WIMBLEDON – Les tours du court central ainsi que les vignes qui couvrent l'entrée principale et les murs de l'enceinte sont les premières choses que vous voyez quand vous entrez dans l'un des plus célèbres sanctuaires sportifs au monde.
Les gens mangent des fraises avec de la crème et oui, Henman Hill ressemble à un pub sportif où il est plaisant de se retrouver.
Mais ce qui frappe une personne qui visite le All-England Lawn Tennis Club pour la première fois est peut-être surprenant, mais évident : le gazon. C'est la raison pour laquelle Wimbledon est renommé, bien sûr, mais c'est encore plus impressionnant que vous ne pouvez vous l'imaginer. L'odeur. La couleur. La condition immaculée. Et le son d'une balle de tennis quand elle rebondit sur cette surface.
C'est une terre sacrée dans un des événements les plus vénérés. Elle est clairement traitée comme telle par ceux qui marchent dessus, la regarde et en prends soin.
Il y a un total de 19 courts, dont le fameux central, où le toit rétractable a sauvé la deuxième journée de compétition olympique qui a été marquée par plusieurs averses. Le fait saillant a été Andy Murray, la vedette de l'équipe britannique, qui était de retour trois semaines après avoir perdu une finale émotive à Wimbledon contre Roger Federer.
Avec Murray sur le terrain, la transition entre l'atmosphère du tournoi majeur et celle des Jeux olympiques s'est effectuée en douceur. Comme un observateur l'a mentionné, la foule est un peu plus bruyante que lors du célèbre tournoi de l'ATP où le décorum est souhaité et respecté.
Il n'y avait pas un siège vide dans les gradins du court central pour la rencontre de Murray. Celui-ci a reçu un accueil enthousiaste qui ressemblait à une histoire d'amour d'un pays qui ouvre ses ailes. Voici quelques autres observations d'une visite à un endroit que plusieurs amateurs de sport ajouteraient sur leur liste de choses à faire pendant leur vie:
- Les responsables des terrains sont très efficaces pour une raison. Dès que la pluie s'est mise à tomber, le gazon a été recouvert avant même que les gouttes causent des dommages. Quand le Canadien Vasek Pospisil disputait la victoire à l'Espagnol David Ferrer au milieu de l'après-midi, les équipiers n'ont mis que 25 secondes pour couvrir tout le terrain du court #2. Cela aurait été encore plus rapide si les officiels avaient quitté la surface de jeu plus rapidement. Il faut croire que les entraînements peuvent aider.

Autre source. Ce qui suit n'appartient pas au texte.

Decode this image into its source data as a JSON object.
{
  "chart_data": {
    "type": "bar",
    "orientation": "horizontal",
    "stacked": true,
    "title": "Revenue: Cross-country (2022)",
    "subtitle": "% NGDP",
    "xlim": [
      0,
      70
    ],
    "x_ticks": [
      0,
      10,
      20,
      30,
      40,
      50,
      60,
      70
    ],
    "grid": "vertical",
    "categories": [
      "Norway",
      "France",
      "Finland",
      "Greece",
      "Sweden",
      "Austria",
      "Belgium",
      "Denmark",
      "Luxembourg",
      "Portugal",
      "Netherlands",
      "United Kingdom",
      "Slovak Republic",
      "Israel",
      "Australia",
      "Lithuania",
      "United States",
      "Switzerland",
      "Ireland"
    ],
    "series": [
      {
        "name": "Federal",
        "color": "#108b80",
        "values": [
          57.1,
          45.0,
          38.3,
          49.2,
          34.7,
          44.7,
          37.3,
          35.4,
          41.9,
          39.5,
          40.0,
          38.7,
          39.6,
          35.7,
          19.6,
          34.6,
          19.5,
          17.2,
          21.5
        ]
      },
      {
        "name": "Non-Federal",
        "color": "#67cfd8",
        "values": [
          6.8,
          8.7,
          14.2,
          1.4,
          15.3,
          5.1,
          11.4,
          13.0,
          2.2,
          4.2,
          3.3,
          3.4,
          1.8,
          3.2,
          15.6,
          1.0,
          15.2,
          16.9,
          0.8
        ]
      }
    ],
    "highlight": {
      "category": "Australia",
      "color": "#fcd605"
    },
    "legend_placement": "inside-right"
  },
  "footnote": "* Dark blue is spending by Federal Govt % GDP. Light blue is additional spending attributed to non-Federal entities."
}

- Oui, il y a des fraises et de la crème anglaise et oui, elles sont assez appétissantes pour les manger.
- Peut-être que c'est en raison du tour, mais le court central peut paraître plus petit qu'il ne paraît. Et c'est une bonne chose. C'est un lieu intime de 15 000 places. Quand vous marchez jusqu'à une des entrées, vous pouvez avoir une première vue du terrain et vous vivrez une sensation que vous n'oublierez jamais. Vieux et élégant, il n'y a pas de doute que vous êtes dans un endroit spécial.
- Les puristes sont sans doute offensés, et en fait, c'était un peu décevant de voir que l'une des traditions de Wimbledon est suspendue. Pour la durée des Jeux olympiques, le All England Club a décidé de lever son règlement selon lequel les joueurs ont l'obligation de s'habiller en blanc durant leurs rencontres. J'adore l'uniforme canadien, qui est en grande partie blanc, mais avec des touches subtiles de rouge.